Houston-based Prosperity Bancshares has agreed to buy in-state peer American Bank Holding Company, the parent company of American Bank, in an all-stock deal valued at $321.5 million, the companies announced Friday.
Manitowoc, Wisconsin-based Bank First Corp. proposed to buy in-state lender Centre 1 Bancorp in an all-stock deal valued at $174.3 million aiming to expand Bank First’s footprint into communities in southern Wisconsin and northern Illinois, marking the lender’s first movement out of the state, the companies said Friday.
Prosperity’s deal, which is expected to close in the fourth quarter of 2025 or the first quarter of next year, is awaiting American’s shareholders and customary regulatory approvals. Bank First is awaiting regulatory and Centre’s shareholders’ approvals and expects to close the deal in the first quarter of 2026. Bank First’s systems conversion is anticipated in the second quarter of 2026.
Prosperity’s acquisition
Prosperity’s latest acquisition reflects its growth strategies through mergers and acquisitions, which have been a key part of its business for decades. The lender’s last proposed acquisitions involved two Texas banks – Midland-based FirstCapital Bank of Texas and Lubbock-based Lone Star State Bank of West Texas, the latter of which was finalized in April 2024.
The latest acquisition will boost Prosperity’s operations in South Texas and its neighboring areas while scaling up its presence in Central Texas, including San Antonio, “a highly desirable, high growth area,” David Zalman, senior chairman and CEO of Prosperity, noted in the press release.
He expressed his excitement about working with the management team and other professionals at American Bank, adding that the banks have complementary footprints.
“We have followed American Bank closely for more than two decades and have tremendous respect for the bank and for the people that have contributed to its success,” Zalman said in a statement. “The customers of American Bank will be able to use any of our locations across Texas and Oklahoma after operational integration.”
The transaction will add American Bank’s 18 banking offices and two loan production offices to Prosperity’s footprint. In addition, American’s $2.5 billion in assets, $1.8 billion in loans and $2.3 billion in deposits will boost Prosperity’s roughly $39 billion in assets.
Prosperity will issue nearly 4.4 million shares of common stock for all outstanding shares of American common stock. The deal value was decided based on the acquirer’s closing price of $72.40 as of Wednesday.

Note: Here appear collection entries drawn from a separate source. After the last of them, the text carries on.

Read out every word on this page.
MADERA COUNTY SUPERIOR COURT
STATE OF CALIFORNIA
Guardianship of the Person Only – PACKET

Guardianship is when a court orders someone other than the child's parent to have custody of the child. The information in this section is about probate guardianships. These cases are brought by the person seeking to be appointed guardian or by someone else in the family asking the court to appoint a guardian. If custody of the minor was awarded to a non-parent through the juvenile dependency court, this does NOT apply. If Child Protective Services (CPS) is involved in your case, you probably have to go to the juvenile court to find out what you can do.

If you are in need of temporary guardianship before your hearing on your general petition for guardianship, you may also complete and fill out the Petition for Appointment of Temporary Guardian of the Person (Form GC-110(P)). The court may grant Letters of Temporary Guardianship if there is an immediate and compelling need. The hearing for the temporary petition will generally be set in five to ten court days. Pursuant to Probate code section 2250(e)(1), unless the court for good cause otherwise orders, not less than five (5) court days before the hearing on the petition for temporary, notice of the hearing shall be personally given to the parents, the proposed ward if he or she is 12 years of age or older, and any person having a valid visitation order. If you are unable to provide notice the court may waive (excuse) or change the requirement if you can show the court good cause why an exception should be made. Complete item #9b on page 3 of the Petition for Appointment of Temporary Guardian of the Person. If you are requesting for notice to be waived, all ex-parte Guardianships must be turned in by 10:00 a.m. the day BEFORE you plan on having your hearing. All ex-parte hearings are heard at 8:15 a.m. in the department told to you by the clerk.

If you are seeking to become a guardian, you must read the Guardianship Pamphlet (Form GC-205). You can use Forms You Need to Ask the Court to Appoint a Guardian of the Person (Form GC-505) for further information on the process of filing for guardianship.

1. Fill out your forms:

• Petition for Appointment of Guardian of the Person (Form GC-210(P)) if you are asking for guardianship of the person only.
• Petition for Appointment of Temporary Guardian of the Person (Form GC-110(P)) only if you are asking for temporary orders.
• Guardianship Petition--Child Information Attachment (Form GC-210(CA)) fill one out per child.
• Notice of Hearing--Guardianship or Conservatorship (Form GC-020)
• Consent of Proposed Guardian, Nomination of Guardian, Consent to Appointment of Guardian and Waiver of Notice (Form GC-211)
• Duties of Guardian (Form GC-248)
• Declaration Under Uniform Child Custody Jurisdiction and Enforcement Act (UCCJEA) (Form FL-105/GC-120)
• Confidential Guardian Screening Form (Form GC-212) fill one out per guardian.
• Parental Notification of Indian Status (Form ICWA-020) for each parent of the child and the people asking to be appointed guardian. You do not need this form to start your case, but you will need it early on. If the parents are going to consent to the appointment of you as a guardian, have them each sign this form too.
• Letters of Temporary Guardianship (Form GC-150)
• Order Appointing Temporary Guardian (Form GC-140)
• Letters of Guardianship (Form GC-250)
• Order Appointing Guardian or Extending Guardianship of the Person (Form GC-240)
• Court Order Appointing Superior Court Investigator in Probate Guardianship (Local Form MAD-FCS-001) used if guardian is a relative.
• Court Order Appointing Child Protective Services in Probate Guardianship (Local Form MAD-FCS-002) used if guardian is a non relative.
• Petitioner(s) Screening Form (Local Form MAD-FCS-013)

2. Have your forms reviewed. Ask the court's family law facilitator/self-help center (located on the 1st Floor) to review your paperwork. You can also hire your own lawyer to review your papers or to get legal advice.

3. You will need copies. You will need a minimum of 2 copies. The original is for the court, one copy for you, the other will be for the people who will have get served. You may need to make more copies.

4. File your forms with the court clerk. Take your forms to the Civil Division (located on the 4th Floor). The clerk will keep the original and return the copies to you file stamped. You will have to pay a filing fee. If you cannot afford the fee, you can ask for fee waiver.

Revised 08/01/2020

After the completion of the merger, Stephen Raffaele, American Bank CEO and president, will join Prosperity Bank as South Texas and San Antonio chairman, while Ben Wallace, American Bank chairman, will join Prosperity Bank as South Texas senior chairman. Additionally, some members of American Bank management will maintain leadership roles in the combined organization. Raffaele and Wallace will also join Prosperity Bank’s board.
“Over American Bank's 50-plus year history of growth and success, we have placed our focus on relationship banking and excellent customer service,” Raffaele said in a prepared statement. “By joining forces with Prosperity, we will continue our journey of service and success, but with all the advantages of the strength and wherewithal of a combined larger and premier banking institution.”
Bank First deal
The Bank First merger will create an entity with assets of roughly $5.91 billion, loans of about $4.58 billion and deposits of roughly $4.89 billion, based on the financial results as of the end of June.
“This partnership brings together two long-standing, community-focused institutions united by a shared commitment to responsive, relationship-based banking,” Mike Molepske, chairman and CEO of Bank First, stated in the press release, adding it would enable the lender to offer expanded resources.
First National Bank and Trust Company, the subsidiary of Centre 1 Bancorp. had approximately $1.55 billion in consolidated assets, $994.9 million in gross loans, $1.29 billion in deposits, and $112.6 million in consolidated stockholders' equity.
Under the terms of the agreement, each Centre shareholder will receive 0.9200 shares of Bank First common stock per Centre share. The deal price was based on Bank First's Thursday’s closing price of $125.78 per share.
The merger combines two relationship-focused community banks with strong deposit franchises - both maintaining over 25% of deposits in non-interest-bearing checking accounts - exceeding the industry average of under 20%, the companies said.
Centre shareholders and customers will gain access to Bank First's 40% ownership interest in Ansay & Associates, an agency providing integrated insurance, risk management and benefit solutions.
After the merger is completed, Steve Eldred, chairman and CEO of Centre, will join the boards of Bank First and its subsidiaries.
“This merger reflects a shared promise to remain dependable, approachable, and resilient, all values that have long defined our approach to banking,” Eldred said in a statement.